He said he was not condemning mergers and acquisitions but that the danger lay in the extent to which some of the big ones were built on debt financing, which costs more to carry when interest rates rise.

"Some big mergers pose risks," he said. "This is not to say mergers are not good. But I think regulators should be careful."

Mr Rato said higher food prices compounded inflation risks already lurking as a result of five years of bumper economic growth at global level and persistently high energy prices.

The International Monetary Fund forecasts global economic growth of a healthy 4.9 per cent this year and next after a bumper 5.4 per cent in 2006, continuing a five-year run which is the best in 30 years, according to the IMF.

Mr Rato backed central bank policy of turning the screws on rates to combat the threat of inflation.

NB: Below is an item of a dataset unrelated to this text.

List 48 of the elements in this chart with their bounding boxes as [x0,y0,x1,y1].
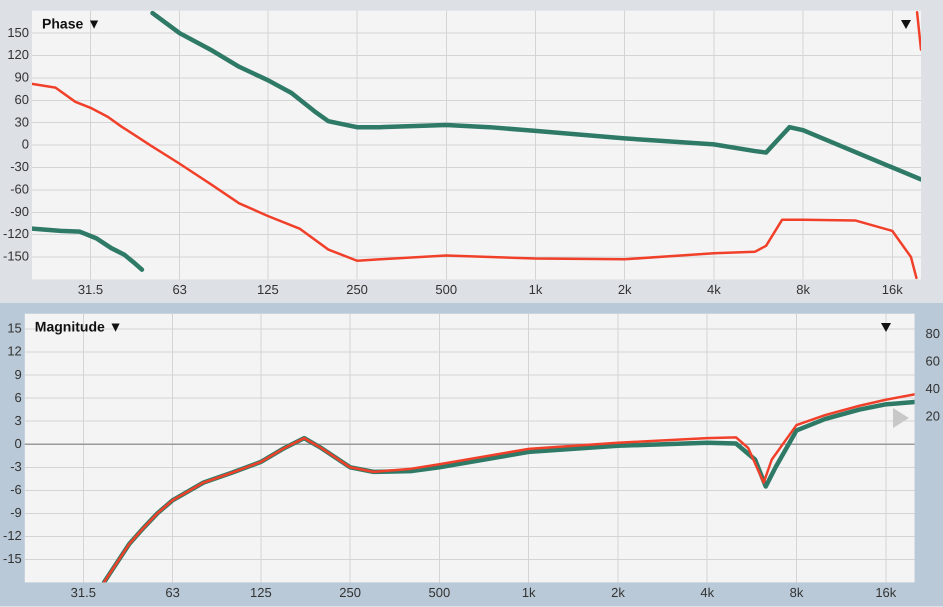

"Central banks should be vigilant to inflation pressures," he said.

"Central banks are right to act in a preventive manner."

For now, there are few signs of the global economy slowing, as Mr Rato himself repeated.

Credit is still cheap enough to maintain a seemingly relentless flow of corporate deals.

After a record 2006, mergers and acquisitions activity is still booming and global equity markets have been setting one record after another in recent weeks.

Dealogic, a firm tracking corporate activity, recently said mergers and acquisitions activity since January was 60 per cent higher than in 2006.